The PowerPoint slides from the workshop can be found here. My speaker notes, good and bad, are there too. I removed the videos from the file due to both copyright concerns and to keep the file size manageable. The file is still a bit large (7.3 mb) probably because there are 70 slides and some of them have large images culled from Flickr. Of course, the original content I developed for the workshop is all available under a Creative Commons Attribution-Noncommercial 3.0 United States License (I forgot to include that in the actual session) so if you’d like to use this for non-profit work then you’re free to do so.
The content of the workshop was broken into 3 sections:
- Web 2.0: We discussed common perceptions of Web 2.0 and then worked to come to a common definition of Web 2.0. We then compared our ideas with those of Tim O’Reilly. I then presented John Suler’s ideas about Online Disinhibition as important ideas in understanding the draw and success of Web 2.0 tools.
- Social Network Sites (SNSes): This section was an update and compression of a pre-conference session I presented last year at ResNet. This time, however, we had several new pieces of research upon which to draw: boyd and Ellison’s JCMC article Social Network Sites: Definition, history, and scholarship and the book Youth, Identity, and Digital Media, particularly boyd’s chapter. Older research that is still informative and used in this section of my workshop includes Brett Bumgarner’s research (first an undergraduate thesis and now a First Monday article) and Matthew Vanden Boogart’s 2006 Master’s thesis.
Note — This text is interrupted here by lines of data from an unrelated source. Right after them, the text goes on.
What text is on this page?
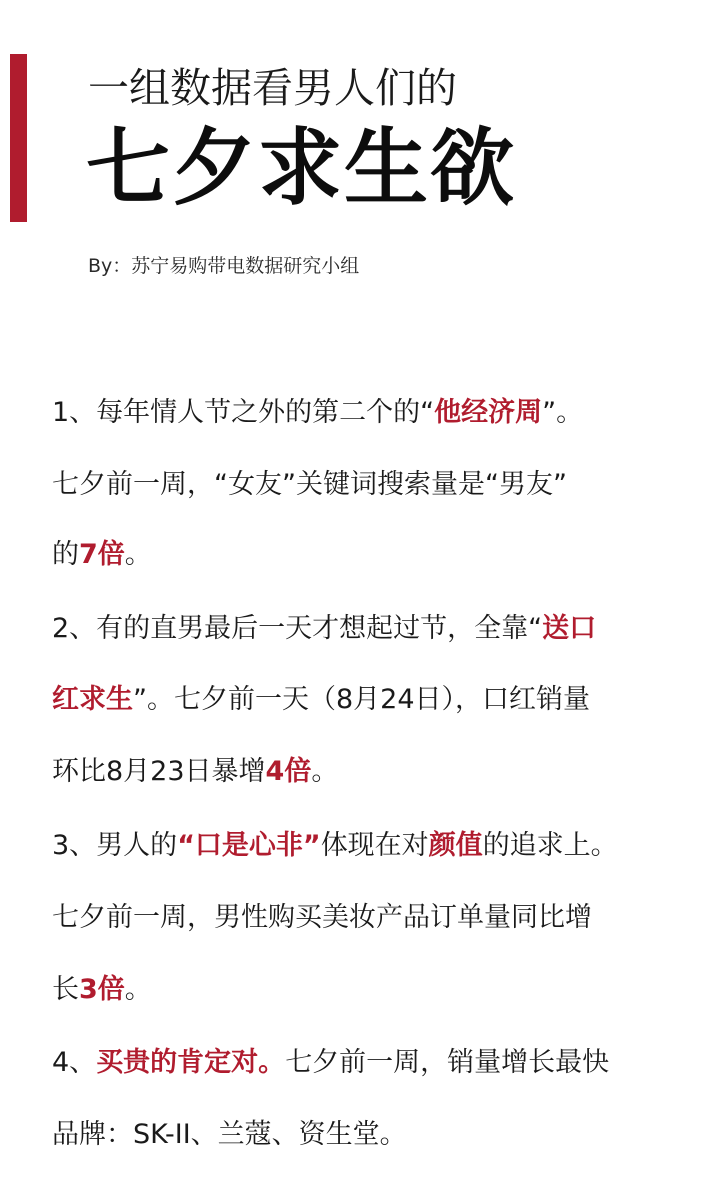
一组数据看男人们的
七夕求生欲
By：苏宁易购带电数据研究小组
1、每年情人节之外的第二个的“他经济周”。
七夕前一周，“女友”关键词搜索量是“男友”
的7倍。
2、有的直男最后一天才想起过节，全靠“送口
红求生”。七夕前一天（8月24日），口红销量
环比8月23日暴增4倍。
3、男人的“口是心非”体现在对颜值的追求上。
七夕前一周，男性购买美妆产品订单量同比增
长3倍。
4、买贵的肯定对。七夕前一周，销量增长最快
品牌：SK-II、兰蔻、资生堂。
- Technical Foundation and Examples: The final section was an attempt to extract some technical foundations from the previous discussions and present some examples. I’m afraid this section was the weakest of the three, particularly the “technical” part. The examples are okay and I know that attendees here at SIGUCCS will have the opportunity to see many more examples of much more recent vintage at presentations here at the conference. Some of the examples were drawn from NASPA’s Tech Tools program.
The pre-conference workshop itself went well. Although the group was small the discussions were great and we all interacted very well. It was particularly interesting that in this small group over one-third of the participants were from countries other than the United States; one attendee was Canadian and two were Norwegian. I felt bad that my perspective (shaped by my experiences, education, and attention) was so American but our Canadian and Norwegian colleagues were fantastic in helping us out and sharing their experiences and perspectives.
I’m hanging out in Portland for the next few days and attending some of the programs here at SIGUCCS in between reading, writing, and other classwork (no sight-seeing for me unless those sights are in or right next to the hotel). The topics of discussion here at SIGUCCS are not challenges I face in my current position but I am about to start performing some research on full-time higher ed staff who supervise student employees so there is still a lot here for me to pick up and absorb.